As enterprises continue to adopt large language models (LLMs) in various applications, one of the main challenges they face is to improve the real knowledge of models and reduce hallucinations. In a new paper, researchers at Meta AI praise “scalable memory levels,” which could be one of several possible solutions to this problem.

Scalable memory layers add more parameters to LLMs to increase their learning ability without requiring additional computing resources.
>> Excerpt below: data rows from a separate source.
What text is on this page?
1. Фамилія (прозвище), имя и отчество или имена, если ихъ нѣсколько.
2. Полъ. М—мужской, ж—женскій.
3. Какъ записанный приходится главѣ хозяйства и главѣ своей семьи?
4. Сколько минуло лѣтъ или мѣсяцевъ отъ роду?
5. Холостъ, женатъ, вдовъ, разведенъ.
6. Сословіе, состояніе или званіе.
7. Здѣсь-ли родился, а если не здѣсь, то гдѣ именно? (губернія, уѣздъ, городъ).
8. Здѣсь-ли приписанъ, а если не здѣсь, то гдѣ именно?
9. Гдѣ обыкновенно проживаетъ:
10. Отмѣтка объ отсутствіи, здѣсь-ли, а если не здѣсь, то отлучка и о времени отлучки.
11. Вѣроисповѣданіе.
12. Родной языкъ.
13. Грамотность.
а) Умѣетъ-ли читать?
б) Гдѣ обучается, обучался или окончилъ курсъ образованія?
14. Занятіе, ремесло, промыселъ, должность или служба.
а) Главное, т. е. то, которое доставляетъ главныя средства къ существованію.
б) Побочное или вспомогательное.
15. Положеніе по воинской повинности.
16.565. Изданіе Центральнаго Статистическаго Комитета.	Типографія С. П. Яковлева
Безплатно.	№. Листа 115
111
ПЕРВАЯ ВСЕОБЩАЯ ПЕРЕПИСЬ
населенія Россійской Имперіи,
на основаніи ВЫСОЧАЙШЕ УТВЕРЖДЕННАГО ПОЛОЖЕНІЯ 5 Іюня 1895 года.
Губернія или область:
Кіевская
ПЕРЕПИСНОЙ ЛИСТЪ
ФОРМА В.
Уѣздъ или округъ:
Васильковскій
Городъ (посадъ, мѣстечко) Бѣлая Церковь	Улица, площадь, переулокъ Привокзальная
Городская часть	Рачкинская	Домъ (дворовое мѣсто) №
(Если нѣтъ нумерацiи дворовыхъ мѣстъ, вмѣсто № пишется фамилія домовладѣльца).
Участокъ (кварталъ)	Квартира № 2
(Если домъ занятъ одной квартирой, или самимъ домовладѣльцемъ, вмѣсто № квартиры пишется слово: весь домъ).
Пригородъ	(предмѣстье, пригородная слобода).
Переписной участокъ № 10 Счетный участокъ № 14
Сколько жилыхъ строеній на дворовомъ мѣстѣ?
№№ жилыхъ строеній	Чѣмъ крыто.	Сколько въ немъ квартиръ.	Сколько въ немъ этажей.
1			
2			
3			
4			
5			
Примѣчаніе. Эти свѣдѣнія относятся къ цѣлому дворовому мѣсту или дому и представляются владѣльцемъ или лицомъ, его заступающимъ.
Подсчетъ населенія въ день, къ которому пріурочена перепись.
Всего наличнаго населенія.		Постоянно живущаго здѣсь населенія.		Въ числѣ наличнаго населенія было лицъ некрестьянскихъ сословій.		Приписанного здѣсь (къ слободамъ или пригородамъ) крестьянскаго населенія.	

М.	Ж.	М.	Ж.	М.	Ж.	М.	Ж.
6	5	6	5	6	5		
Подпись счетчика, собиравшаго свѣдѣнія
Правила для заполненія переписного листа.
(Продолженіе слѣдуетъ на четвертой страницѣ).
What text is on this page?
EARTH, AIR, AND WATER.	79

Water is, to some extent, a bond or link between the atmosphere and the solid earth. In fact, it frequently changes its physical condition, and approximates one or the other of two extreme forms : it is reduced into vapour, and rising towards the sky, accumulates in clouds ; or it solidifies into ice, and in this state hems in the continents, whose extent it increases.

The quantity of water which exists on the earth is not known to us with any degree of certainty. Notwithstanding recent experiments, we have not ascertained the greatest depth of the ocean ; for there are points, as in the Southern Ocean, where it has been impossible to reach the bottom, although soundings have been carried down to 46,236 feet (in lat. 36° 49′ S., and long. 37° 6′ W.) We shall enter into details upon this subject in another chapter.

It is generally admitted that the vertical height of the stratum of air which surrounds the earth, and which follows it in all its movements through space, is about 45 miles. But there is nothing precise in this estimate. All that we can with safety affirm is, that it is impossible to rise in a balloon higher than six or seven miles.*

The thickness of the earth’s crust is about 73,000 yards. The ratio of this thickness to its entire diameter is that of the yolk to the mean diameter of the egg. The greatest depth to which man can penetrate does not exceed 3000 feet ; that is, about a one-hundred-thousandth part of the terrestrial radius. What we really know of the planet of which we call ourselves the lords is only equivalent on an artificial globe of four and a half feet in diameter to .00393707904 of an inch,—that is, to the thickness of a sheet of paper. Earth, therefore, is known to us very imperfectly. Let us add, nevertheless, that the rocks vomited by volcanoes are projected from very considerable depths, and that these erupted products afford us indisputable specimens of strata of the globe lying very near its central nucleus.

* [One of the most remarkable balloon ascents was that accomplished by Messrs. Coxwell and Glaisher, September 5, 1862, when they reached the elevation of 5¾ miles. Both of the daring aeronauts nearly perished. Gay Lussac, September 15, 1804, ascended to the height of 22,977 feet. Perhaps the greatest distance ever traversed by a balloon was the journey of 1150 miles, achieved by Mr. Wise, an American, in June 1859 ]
The architecture is useful for applications where you can save extra memory for realistic experience but also want the decision speed of nimbler models.

Dense layers and memory

Traditional language models use “dense strings” to encode a lot of information in their parameters. In dense sequences, all parameters are used at their maximum capacity and are usually activated simultaneously during decision making. Dense layers can learn complex tasks, and increase the need for additional computing resources and energy.

In contrast, for simple factual knowledge, sequences would be much simpler with more efficient and transparent associative memory architectures. This is what memory arrays do. They use sparse operations and key-value analysis methods to encode and retrieve knowledge. Sparse arrays take up more memory than dense arrays but only use a small portion of the parameters at a time, which makes them much more computationally efficient.

Memory layers have existed for many years but are rarely used in modern deep learning architectures. They are not optimized for current hardware accelerators.

A current frontier LLM usually uses some form of “a variety of experts”(MoE), which uses a mechanism very similar to memory arrays. MoE modules are made up of many smaller specialized components that specialize in specific functions. At decision time, a routing engine determines which expert to execute based on the input string. PERSONALan architecture recently developed by Google DeepMind, extending MoE to millions of experts, providing more granular control over the parameters that will be implemented at the time of decision.

To download memory songs

Memory layers are computationally light but memory heavy, which presents unique challenges for current hardware and software frameworks. In their paper, the Meta researchers propose several changes that will solve these challenges and make it possible to use them at scale.

First, the researchers configured the memory layers for parallelization, spreading them across multiple GPUs to store millions of key-value pairs without changing other layers in the model. They also implemented a special CUDA kernel to handle high memory bandwidth operations. And, they developed a parameter sharing mechanism that supports a single set of memory parameters across multiple memory layers within a model. This means that the keys and values ​​used for searching are shared across rows.

These changes make it possible to implement memory layers within LLMs without slowing down the model.

“Memory layers with their sparse operations are a great complement to dense networks, providing greater capacity for knowledge acquisition while being light on computation,” the researchers write. “They can be scaled efficiently, and provide users with an attractive new way to dispose of memory with computing.”

To test memory sequences, the researchers changed Llama models by replacing one or more dense layers with a shared memory layer. They compared the memory-enhanced models with the intensive LLMs as well as the MoE and PEER models on a number of tasks, including factual question answering, scientific and logical world knowledge and coding.

Their results show that in-memory models significantly improve over dense foundations and compete with models that use 2X to 4X more compute. They also match the performance of MoE models that have the same computing budget and parameter count. The model's performance is particularly specific to tasks that require factual knowledge. For example, in terms of answering realistic questions, a memory model with 1.3 billion parameters approaches the performance of Llama-2-7B, which was trained on twice as many signals and 10X more computing.

In addition, the researchers found that the benefits of memory models are still consistent with model size as they scaled their tests from 134 million to 8 billion parameters.

“Given these findings, we strongly recommend that memory layers should be integrated into all next-generation AI architectures,” the researchers write, saying that there is still much more room for improvement. “In particular, we hope that new learning methods will be developed to push the effectiveness of these sequences even further, enabling less forgetting, fewer hallucinations and continuous learning.”